Type in ‘Superman’ on Google, notice anything different? You should do! Google has recently added structured snippets to its live searches. These snippets provide factual information alongside search results and are becoming more frequent on search engine result pages.
Here you can see an example of Google’s new structured snippets. Underneath the Wikipedia search engine result for the ‘Superman’ page, Google now provides additional factual information, including whom created Superman, where the character first appeared and his place of origin.
Google announced the new feature on its research blog, explaining that it is now out of the testing phase. It also provided information about how the structured snippets are powered; explaining that they use a ‘knowledge graph and other data sources’ and that they work by using ‘machine learning techniques to distinguish data tables from uninteresting tables.’

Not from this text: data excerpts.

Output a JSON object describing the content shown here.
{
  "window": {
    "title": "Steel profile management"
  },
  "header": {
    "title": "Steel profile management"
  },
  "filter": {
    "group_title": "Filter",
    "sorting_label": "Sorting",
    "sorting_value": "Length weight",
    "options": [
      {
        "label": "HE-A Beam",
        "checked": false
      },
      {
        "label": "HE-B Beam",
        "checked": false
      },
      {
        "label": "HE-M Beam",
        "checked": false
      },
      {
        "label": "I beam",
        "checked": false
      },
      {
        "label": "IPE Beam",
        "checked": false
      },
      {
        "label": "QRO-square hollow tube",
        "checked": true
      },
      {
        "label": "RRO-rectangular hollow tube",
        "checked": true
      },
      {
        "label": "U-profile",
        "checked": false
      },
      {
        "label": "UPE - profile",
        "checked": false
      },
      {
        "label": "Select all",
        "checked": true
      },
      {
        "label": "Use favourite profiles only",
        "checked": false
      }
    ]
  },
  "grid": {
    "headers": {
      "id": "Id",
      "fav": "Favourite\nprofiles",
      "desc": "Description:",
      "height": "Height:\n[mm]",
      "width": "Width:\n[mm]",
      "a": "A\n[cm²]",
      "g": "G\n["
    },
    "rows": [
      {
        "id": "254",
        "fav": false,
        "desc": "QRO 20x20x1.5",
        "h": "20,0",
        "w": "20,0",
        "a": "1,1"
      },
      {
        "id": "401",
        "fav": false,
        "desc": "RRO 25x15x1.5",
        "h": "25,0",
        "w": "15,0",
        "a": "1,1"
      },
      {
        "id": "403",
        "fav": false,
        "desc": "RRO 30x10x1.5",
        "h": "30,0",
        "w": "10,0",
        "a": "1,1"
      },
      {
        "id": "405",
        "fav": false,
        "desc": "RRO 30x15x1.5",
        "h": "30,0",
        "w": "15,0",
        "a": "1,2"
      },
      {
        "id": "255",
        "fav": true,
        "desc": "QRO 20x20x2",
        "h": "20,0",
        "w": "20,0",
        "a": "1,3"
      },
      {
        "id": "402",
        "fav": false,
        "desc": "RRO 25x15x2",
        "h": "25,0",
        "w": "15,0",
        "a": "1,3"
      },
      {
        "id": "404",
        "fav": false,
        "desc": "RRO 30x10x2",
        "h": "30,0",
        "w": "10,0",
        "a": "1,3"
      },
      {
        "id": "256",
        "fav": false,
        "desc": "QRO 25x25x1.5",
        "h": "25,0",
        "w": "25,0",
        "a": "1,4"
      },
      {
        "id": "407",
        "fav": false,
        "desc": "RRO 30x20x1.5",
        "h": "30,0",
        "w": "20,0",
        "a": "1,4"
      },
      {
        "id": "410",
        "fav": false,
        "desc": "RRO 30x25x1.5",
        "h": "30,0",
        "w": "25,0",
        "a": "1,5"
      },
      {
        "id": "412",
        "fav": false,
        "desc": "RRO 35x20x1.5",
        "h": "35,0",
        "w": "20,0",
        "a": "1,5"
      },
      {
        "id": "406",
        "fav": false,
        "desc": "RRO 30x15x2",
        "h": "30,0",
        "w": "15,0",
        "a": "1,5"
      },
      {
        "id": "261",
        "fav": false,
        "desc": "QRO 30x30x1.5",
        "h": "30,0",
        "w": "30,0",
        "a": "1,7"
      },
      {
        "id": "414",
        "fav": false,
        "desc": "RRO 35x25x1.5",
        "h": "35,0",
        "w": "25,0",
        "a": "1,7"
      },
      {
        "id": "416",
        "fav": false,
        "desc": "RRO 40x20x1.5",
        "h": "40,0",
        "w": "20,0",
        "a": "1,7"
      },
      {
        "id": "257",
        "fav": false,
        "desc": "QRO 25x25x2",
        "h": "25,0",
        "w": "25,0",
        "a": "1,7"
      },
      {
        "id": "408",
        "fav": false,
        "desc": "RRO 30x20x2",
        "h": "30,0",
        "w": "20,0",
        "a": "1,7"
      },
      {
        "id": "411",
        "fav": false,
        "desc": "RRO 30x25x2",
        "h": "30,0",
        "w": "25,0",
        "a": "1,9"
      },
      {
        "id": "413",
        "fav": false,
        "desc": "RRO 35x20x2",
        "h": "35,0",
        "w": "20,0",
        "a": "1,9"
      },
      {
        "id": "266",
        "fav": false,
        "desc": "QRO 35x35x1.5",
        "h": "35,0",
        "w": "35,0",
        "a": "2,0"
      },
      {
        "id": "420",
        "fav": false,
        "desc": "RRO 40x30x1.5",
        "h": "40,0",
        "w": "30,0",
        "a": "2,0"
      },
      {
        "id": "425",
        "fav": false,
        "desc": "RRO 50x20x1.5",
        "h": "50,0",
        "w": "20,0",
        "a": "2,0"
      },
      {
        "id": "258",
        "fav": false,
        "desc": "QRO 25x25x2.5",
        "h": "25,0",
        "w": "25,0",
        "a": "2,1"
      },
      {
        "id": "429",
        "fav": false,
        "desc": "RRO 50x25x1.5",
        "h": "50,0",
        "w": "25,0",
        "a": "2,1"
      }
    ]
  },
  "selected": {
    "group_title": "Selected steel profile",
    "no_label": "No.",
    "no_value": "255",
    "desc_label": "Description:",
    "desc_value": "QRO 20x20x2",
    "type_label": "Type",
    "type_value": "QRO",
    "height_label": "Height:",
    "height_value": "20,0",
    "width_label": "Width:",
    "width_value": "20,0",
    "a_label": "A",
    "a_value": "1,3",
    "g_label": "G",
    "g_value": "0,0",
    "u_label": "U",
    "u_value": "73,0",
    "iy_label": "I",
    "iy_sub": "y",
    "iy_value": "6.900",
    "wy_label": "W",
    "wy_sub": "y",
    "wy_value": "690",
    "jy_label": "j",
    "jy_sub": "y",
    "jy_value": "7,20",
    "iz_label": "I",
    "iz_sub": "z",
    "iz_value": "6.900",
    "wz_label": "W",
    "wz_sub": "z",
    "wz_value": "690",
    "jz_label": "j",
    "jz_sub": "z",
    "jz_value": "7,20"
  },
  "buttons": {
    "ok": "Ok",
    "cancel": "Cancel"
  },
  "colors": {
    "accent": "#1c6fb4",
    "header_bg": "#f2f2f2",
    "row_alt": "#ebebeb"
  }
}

The algorithms used to create Google’s structured snippets are designed to determine which pieces of information are the most useful and relevant to users. Google were keen to point out that the quality of facts will ‘vary across results based on page content’ but that they will be continuing to work on improving their accuracy and relevance.
Getting structured snippets for your website’s search results will likely prove beneficial as users will already be able to see that your site has the information they are looking for, making them more likely to click on your link.
So how do you go about getting structured snippets for your website? The key is to make your content as informative, accurate and relevant as possible. Make sure that you deliver the facts and mark your site up with micro-data to make your content easier for Google to understand.
The introduction of structured snippets suggests that Google is planning for their web search to be used as an information source itself, rather than just a gateway to other pages.